Zhang Zaixi, Liu Qi, Lee Chee-Kong, Hsieh Chang-Yu, Chen Enhong
Anhui Province Key Lab of Big Data Analysis and Application, University of Science and Technology of China Hefei Anhui 230026 China
State Key Laboratory of Cognitive Intelligence Hefei Anhui 230088 China.
Chem Sci. 2023 Jul 19;14(31):8380-8392. doi: 10.1039/d3sc02538a. eCollection 2023 Aug 9.
Designing molecules with desirable physiochemical properties and functionalities is a long-standing challenge in chemistry, material science, and drug discovery. Recently, machine learning-based generative models have emerged as promising approaches for molecule design. However, further refinement of methodology is highly desired as most existing methods lack unified modeling of 2D topology and 3D geometry information and fail to effectively learn the structure-property relationship for molecule design. Here we present MolCode, a roto-translation equivariant generative framework for molecular graph-structure Co-design.
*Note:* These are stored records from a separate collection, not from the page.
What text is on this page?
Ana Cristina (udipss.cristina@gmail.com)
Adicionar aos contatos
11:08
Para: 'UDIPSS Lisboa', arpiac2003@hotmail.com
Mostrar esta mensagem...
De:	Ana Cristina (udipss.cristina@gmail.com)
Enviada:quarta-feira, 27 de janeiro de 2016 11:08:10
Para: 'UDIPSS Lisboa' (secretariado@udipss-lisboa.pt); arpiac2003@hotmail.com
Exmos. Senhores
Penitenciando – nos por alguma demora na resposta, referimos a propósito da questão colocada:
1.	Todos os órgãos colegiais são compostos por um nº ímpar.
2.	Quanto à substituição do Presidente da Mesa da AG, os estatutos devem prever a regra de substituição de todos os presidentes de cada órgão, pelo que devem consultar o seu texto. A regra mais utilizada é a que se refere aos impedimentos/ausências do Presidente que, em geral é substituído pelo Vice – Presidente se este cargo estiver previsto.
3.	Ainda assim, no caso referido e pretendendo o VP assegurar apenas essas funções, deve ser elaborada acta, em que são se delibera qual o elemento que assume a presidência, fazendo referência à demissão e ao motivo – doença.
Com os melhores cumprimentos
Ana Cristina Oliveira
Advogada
In MolCode, 3D geometric information empowers the molecular 2D graph generation, which in turn helps guide the prediction of molecular 3D structure. Extensive experimental results show that MolCode outperforms previous methods on a series of challenging tasks including molecule design, targeted molecule discovery, and structure-based drug design. Particularly, MolCode not only consistently generates valid (99.95% validity) and diverse (98.75% uniqueness) molecular graphs/structures with desirable properties, but also generates drug-like molecules with high affinity to target proteins (61.8% high affinity ratio), which demonstrates MolCode's potential applications in material design and drug discovery. Our extensive investigation reveals that the 2D topology and 3D geometry contain intrinsically complementary information in molecule design, and provide new insights into machine learning-based molecule representation and generation.
设计具有理想物理化学性质和功能的分子,是化学、材料科学和药物研发领域长期面临的挑战。近年来,基于机器学习的生成模型已成为分子设计的一种很有前景的方法。然而,由于大多数现有方法缺乏对二维拓扑结构和三维几何信息的统一建模,无法有效地学习分子设计的结构-性质关系,因此迫切需要进一步完善方法。在此,我们提出了MolCode,一种用于分子图结构协同设计的旋转平移等变生成框架。在MolCode中,三维几何信息为分子二维图的生成提供支持,而这反过来又有助于指导分子三维结构的预测。大量实验结果表明,在包括分子设计、靶向分子发现和基于结构的药物设计等一系列具有挑战性的任务中,MolCode优于先前的方法。特别是,MolCode不仅始终能生成具有理想性质的有效分子图/结构(有效性99.95%)和多样化分子图/结构(独特性98.75%),还能生成与靶蛋白具有高亲和力的类药物分子(高亲和力比例61.8%),这证明了MolCode在材料设计和药物发现中的潜在应用价值。我们广泛的研究表明,二维拓扑结构和三维几何结构在分子设计中包含内在互补信息,并为基于机器学习的分子表示和生成提供了新的见解。